A escapada animou os quilómetros iniciais e construiu de forma constante uma vantagem na ordem dos quatro minutos sobre o pelotão. A corrida encaminhou-se depois para Pomarance, com um sprint intermédio em disputa, e a diferença começou a cair quando o pelotão deu sinais de querer lutar pelas bonificações.
Contudo, o grupo não assumiu totalmente a perseguição, permitindo que os fugitivos chegassem primeiro ao sprint intermédio e, na prática, retirassem a luta por segundos de bonificação entre os candidatos à geral.
Na subida a Castelnuovo Val di Cecina a fuga partiu-se momentaneamente após uma série de ataques e contra-ataques, mas os corredores voltaram a reagrupar-se após o topo e retomaram a colaboração, mantendo uma margem curta, pouco acima dos 30 segundos.
A movimentação foi neutralizada a 39 quilómetros da meta, quando a INEOS Grenadiers assumiu a dianteira do pelotão e elevou o ritmo rumo à parte decisiva da etapa. Já dentro dos 17 quilómetros finais, a chuva tinha parado, mas o asfalto continuava muito molhado e escorregadio.

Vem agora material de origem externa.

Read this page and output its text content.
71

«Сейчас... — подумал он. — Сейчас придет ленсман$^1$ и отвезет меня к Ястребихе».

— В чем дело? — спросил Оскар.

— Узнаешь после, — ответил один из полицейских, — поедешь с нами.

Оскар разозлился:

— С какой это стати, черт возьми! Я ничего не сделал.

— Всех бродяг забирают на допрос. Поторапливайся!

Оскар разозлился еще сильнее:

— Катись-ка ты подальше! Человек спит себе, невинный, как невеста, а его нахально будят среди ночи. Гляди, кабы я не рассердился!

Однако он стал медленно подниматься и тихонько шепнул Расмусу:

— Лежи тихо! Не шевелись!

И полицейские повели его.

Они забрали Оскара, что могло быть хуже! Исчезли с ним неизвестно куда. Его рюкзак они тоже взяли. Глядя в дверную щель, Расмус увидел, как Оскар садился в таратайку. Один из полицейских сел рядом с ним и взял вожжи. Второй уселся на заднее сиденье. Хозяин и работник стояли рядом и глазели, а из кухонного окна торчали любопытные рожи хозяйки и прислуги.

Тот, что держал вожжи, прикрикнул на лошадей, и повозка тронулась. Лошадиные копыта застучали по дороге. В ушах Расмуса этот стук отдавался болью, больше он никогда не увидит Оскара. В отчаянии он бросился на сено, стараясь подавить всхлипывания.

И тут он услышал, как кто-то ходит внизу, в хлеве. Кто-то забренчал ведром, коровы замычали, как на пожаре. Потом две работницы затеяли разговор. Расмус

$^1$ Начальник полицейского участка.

O pelotão seguia a alta velocidade e em toda a largura da estrada ao aproximar-se do muito aguardado setor de gravilha. Giulio Pellizzari acelerou no sterrato, obrigando os favoritos a subirem posições e a lutarem pelo espaço na frente da corrida.
A sete quilómetros do fim, Matteo Jorgenson caiu numa curva e Mathieu van der Poel respondeu com um forte aceleração. Só Isaac del Toro e Giulio Pellizzari conseguiram reagir ao movimento do homem da Alpecin.
Os dois conseguiram fechar o espaço até van der Poel, que pouco depois também esteve perto de cair numa curva. Com o trio reagrupado, ficou claro que a etapa se decidiria nos metros finais.
Pellizzari lançou primeiro o sprint, van der Poel passou rapidamente, enquanto Del Toro parecia fora da discussão. Van der Poel ganhou ligeira vantagem sobre o italiano, mas Pellizzari aguentou na roda e, vindo de trás, Del Toro recuperou para discutir a etapa.

Paris - Nice

O contrarrelógio coletivo criou as primeiras diferenças reais na classificação geral da edição de 2026 do Paris-Nice. A 3ª etapa baralhou a geral, premiou as melhores prestações coletivas e colocou vários candidatos em posição reforçada para a fase decisiva da corrida.
A INEOS Grenadiers dominou os 23,5 quilómetros do contrarrelógio coletivo entre Cosne-Cours-sur-Loire e Pouilly-sur-Loire, batendo os rivais por margem mínima. A equipa britânica resistiu ao forte exercício da Lidl-Trek, vencendo a etapa por apenas 2,47 segundos após registar o melhor tempo no ponto intermédio.
O momento-chave da etapa aconteceu no controlo intermédio, onde a INEOS fez o melhor registo do dia. Impulsionada por motores poderosos, como Joshua Tarling, Oscar Onley e Kevin Vauquelin, a equipa passou 13 segundos mais rápida do que a Lidl-Trek.
Antes, Juan Ayuso colocara a Lidl-Trek provisoriamente na frente com um esforço final muito forte. O espanhol completou os metros finais em solitário, parando o cronómetro nove segundos abaixo da melhor marca anterior, pertencente à Decathlon.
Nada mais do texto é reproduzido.